Regarding the comments around the possibility of social desirability bias impacting what participants shared with me. Of course, this was something I was mindful of during the research and even as I make these comments, I realise that I may of course be biased here too! However, we had some very honest and frank conversations about alcohol use during the face to face interviews and the Kaupapa whānau hui. For example, when we discussed what constitutes a ‘binge drinking episode’ or a ‘hazardous drinker’ participants, in a candid manner, expressed their binge drinking experiences as well as some claiming the label of ‘hazardous drinker’. What was important though was that these labels held little meaning to participants as the positive elements e.g. whanaungatanga that occurred during such an occasion and the fact that their alcohol use occurred in a safe environment meant that that was not seen as problematic alcohol use.

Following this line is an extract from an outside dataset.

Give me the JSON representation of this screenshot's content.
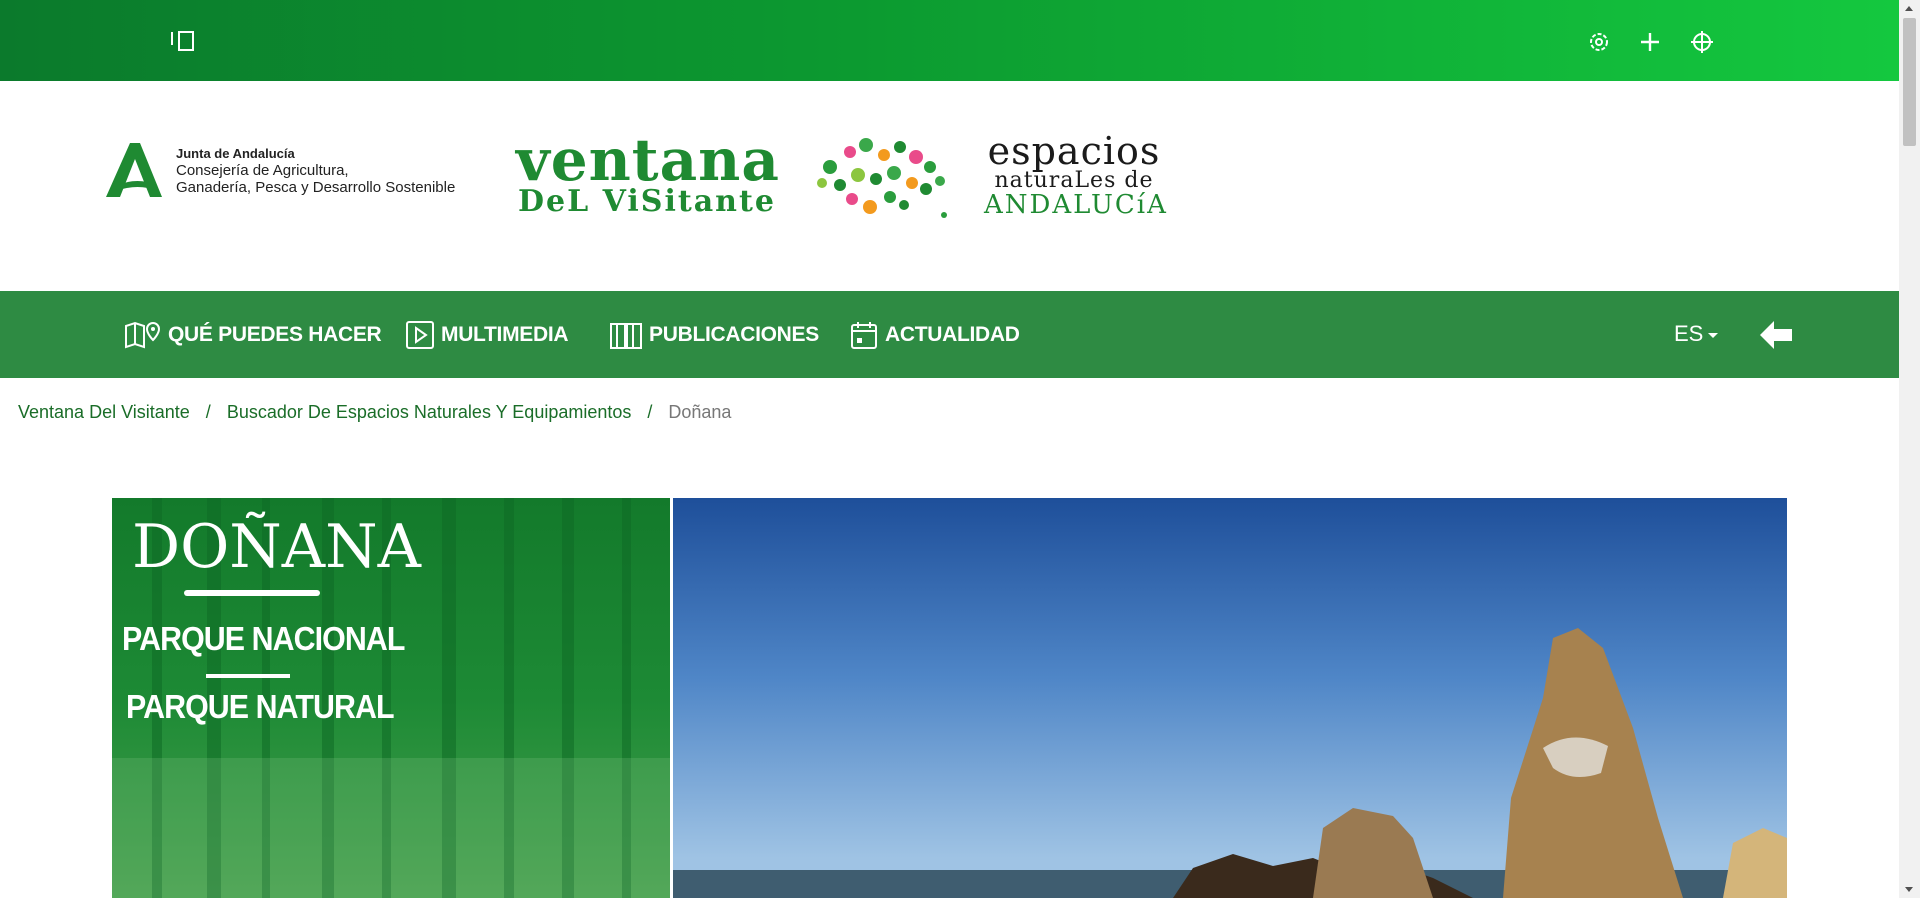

Further, we did have participants share their ‘drinking at home on their own experiences’ and yes, I would think there may have been some sort of social desirability bias occurring here perhaps. However, participants were clear that when they drank at home on their own they knew this was problematic and they acknowledged that it was not a good time for them or that it was not a good thing to be doing. So I think there was a degree of openness and transparency around this.
In relation to your third discussion point concerning the statement about the ‘health and wellbeing benefits’ this was related to the health and well being benefits that resulted from older Māori having time and space to engage in whanaungatanga, rather than alcohol use per se. The [sad] reality is, is that Aotearoa is saturated in alcohol environments, so when there are opportunities for whanaungatanga to occur among older Māori, often, it is in environments that also contain alcohol. Importantly, I think this statement is really about recognising that Māori understandings of health and wellbeing are holistic. The positive influence/consequences of older Māori have opportunity to engage in whanaungatanga, for these participants, outweighed any perceived negative effects from the alcohol use that may have also occurred. For some, going down to their local RSA on a Friday evening was the absolute highlight of their week and this is what they looked forward to and enjoyed (because they would see their whānau and friends and engage in whanaungatanga) and this was more important that the potential negative physical impacts of alcohol use (and other negative impacts).
I think that is all from me, and I am so pleased to know that our research generated such interesting discussion and thought provoking reflections. I wish you all the best in your future research discussions.